To represent this ecosystem as a biomass pyramid, you would show a bar or block representing the mass of the grass (in grams, kilograms or another acceptable measurement for mass); a proportionally smaller block representing the mass of rabbits resting on the first block; and proportionally smaller blocks representing higher-level predators stacked above those. The result would be a "pyramid" showing the biomass of each trophic level, so that you can directly compare each trophic level to every other.

Energy Pyramids

Energy pyramids use the same kind of graphic representation, but rather than using biomass measurements, they show energy flow in an ecosystem or community. Each level of the pyramid shows a bar or block that represents the amount of energy that trophic level gets by eating members of the level below it. Energy is lost at each level, so (as with biomass pyramids) the upper levels are smaller than the lower levels, resulting in the classic "pyramid" shape.

Energy Transfer in Ecosystems

According to the Annenberg Learner website, up to 90 percent of energy that enters one step of the food chain is lost before the remaining 10 percent gets passed up to the next trophic level. The energy any organism consumes powers life processes (and some is lost to the world as heat), so it makes sense that an animal only passes on a small amount of the energy it has eaten on to the animal that eats it.

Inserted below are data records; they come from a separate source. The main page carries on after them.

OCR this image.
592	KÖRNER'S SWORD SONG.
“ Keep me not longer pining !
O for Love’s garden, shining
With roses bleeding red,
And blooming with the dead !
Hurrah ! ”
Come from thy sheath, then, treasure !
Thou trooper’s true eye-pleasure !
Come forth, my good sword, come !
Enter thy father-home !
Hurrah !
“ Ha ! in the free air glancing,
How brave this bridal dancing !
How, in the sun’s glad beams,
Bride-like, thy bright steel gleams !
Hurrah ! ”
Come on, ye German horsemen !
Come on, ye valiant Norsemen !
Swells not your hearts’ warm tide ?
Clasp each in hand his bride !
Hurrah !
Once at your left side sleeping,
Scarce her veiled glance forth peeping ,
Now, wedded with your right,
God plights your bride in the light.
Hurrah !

The more steps between plant producers at the bottom and higher-order predators at the top, the more energy is lost in the climb up the pyramid. That energy loss also explains why biomass pyramids usually keep the classic pyramid shape -- energy loss means the lower trophic levels can only support small numbers of the predators at the top, so there is less overall biomass at higher levels than among producers at the pyramid base.